Gangguan Kulit Pasca Kemoterapi |
Semua obat yang berkontak atau masuk ke dalam tubuh dapat menginduksi
reaksi kulit, biasanya bersifat ringan. Namun, beberapa reaksi kulit dapat
sangat serius hingga mengancam jiwa. Gangguan kulit akibat obat secara garis besar terbagi menjadi reaksi toksik, dan reaksi
alergi. Reaksi alergi tidak tergantung dosis, dan bisa menetap
Salah satu gangguan kulit yang sering ditemukan pada pasien yang menerima kemoterapi adalah kulit
kering.
Obat kemoterapi bersifat sitostatik (menghambat pembelahan sel). Sedangkan
pembelahan sel sangat diperlukan untuk mengganti sel-sel yang rusak. Demikian
juga dengan sel yang rusak pada kulit, perlu diganti, agar tetap mempertahankan
fungsi sawar kulit sehingga dapat mempertahankan kelembaban kulit dalam jumlah
yang cukup. Pada kanker dengan jenis dan stadium tertentu obat kemoterapi
memang harus diberikan untuk pengobatan maka yang dapat dilakukan untuk
mencegah kulit kering adalah meminimalkan faktor-faktor lain yang menyebabkan
kekeringan kulit dan memberikan ‘pengganti sawar kulit’ yaitu pelembab.

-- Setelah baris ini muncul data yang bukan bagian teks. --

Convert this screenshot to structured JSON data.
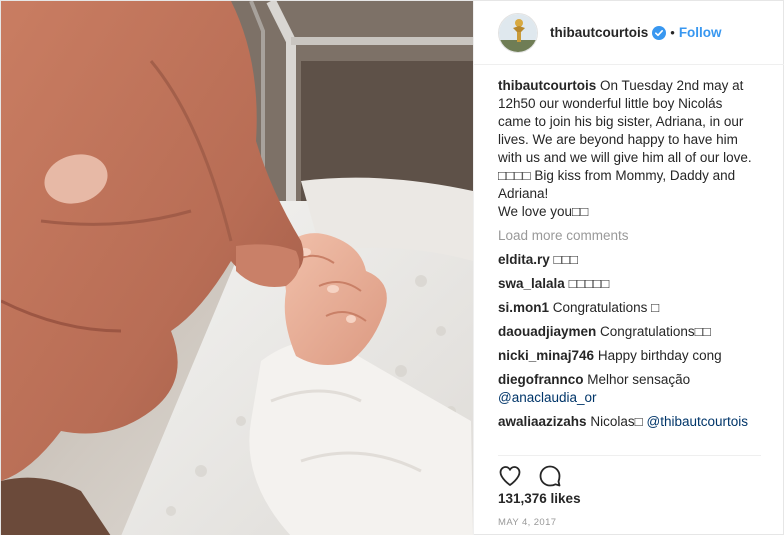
{
  "header": {
    "username": "thibautcourtois",
    "separator": "•",
    "follow_label": "Follow"
  },
  "caption": {
    "username": "thibautcourtois",
    "lines": [
      "On Tuesday 2nd may at",
      "12h50 our wonderful little boy Nicolás",
      "came to join his big sister, Adriana, in our",
      "lives. We are beyond happy to have him",
      "with us and we will give him all of our love.",
      "□□□□ Big kiss from Mommy, Daddy and",
      "Adriana!",
      "We love you□□"
    ]
  },
  "load_more": "Load more comments",
  "comments": [
    {
      "username": "eldita.ry",
      "text": "□□□"
    },
    {
      "username": "swa_lalala",
      "text": "□□□□□"
    },
    {
      "username": "si.mon1",
      "text": "Congratulations □"
    },
    {
      "username": "daouadjiaymen",
      "text": "Congratulations□□"
    },
    {
      "username": "nicki_minaj746",
      "text": "Happy birthday cong"
    },
    {
      "username": "diegofrannco",
      "text": "Melhor sensação",
      "mention": "@anaclaudia_or"
    },
    {
      "username": "awaliaazizahs",
      "text": "Nicolas□",
      "mention": "@thibautcourtois"
    }
  ],
  "likes": "131,376 likes",
  "date": "MAY 4, 2017",
  "colors": {
    "link_blue": "#3897f0",
    "mention_blue": "#003569",
    "muted_gray": "#999999",
    "text": "#262626"
  },
  "icons": {
    "verified": "verified-badge-icon",
    "like": "heart-icon",
    "comment": "comment-bubble-icon"
  }
}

Berdasarkan fungsinya, pelembab terbagi menjadi dua jenis, yaitu humektan,
dan oklusif. Pemilihan jenis pelembab berdasarkan keadaan kulit dan kelembaban
lingkungan sekitarnya. Bila kekeringan kulit ringan, kadar air pada kulit dan
kelembaban udara tak terlalu rendah, pelembab yang dipilih adalah humektan.
Contohnya, krim urea 10%, seramid, atau propilen glikol.

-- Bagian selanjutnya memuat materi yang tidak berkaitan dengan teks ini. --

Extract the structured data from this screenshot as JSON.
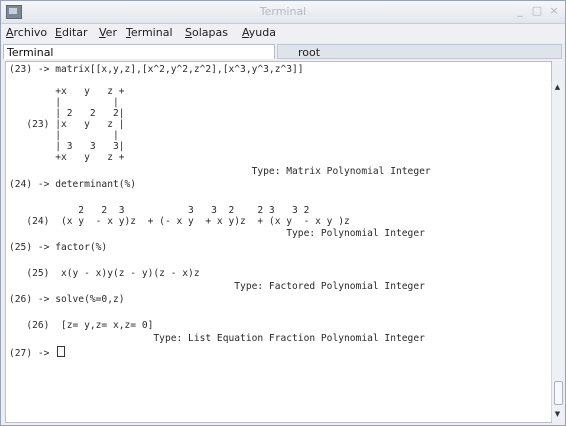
{
  "window": {
    "title": "Terminal"
  },
  "menu": [
    "Archivo",
    "Editar",
    "Ver",
    "Terminal",
    "Solapas",
    "Ayuda"
  ],
  "tabs": [
    "Terminal",
    "root"
  ],
  "lines": [
    "(23) -> matrix[[x,y,z],[x^2,y^2,z^2],[x^3,y^3,z^3]]",
    "",
    "        +x   y   z +",
    "        |         |",
    "        | 2   2   2|",
    "   (23) |x   y   z |",
    "        |         |",
    "        | 3   3   3|",
    "        +x   y   z +",
    "                                          Type: Matrix Polynomial Integer",
    "(24) -> determinant(%)",
    "",
    "            2   2  3           3   3  2    2 3   3 2",
    "   (24)  (x y  - x y)z  + (- x y  + x y)z  + (x y  - x y )z",
    "                                                Type: Polynomial Integer",
    "(25) -> factor(%)",
    "",
    "   (25)  x(y - x)y(z - y)(z - x)z",
    "                                       Type: Factored Polynomial Integer",
    "(26) -> solve(%=0,z)",
    "",
    "   (26)  [z= y,z= x,z= 0]",
    "                         Type: List Equation Fraction Polynomial Integer",
    "(27) -> "
  ]
}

Namun, jika kekeringan kulit berat dengan keadaan kulit yang mengelupas dan
pecah-pecah serta kelembaban udara di sekitarnya rendah, lebih baik dipilih
pelembab yang bersifat oklusif seperti vaselin.
Pemakaian yang benar adalah pelembab harus dipakai dalam waktu lima menit
setelah mandi. Hal ini diharapkan air yang menempel pada kulit pasca mandi
masih dapat ‘diperangkap’, sehingga dapat meningkatkan kelembaban kulit.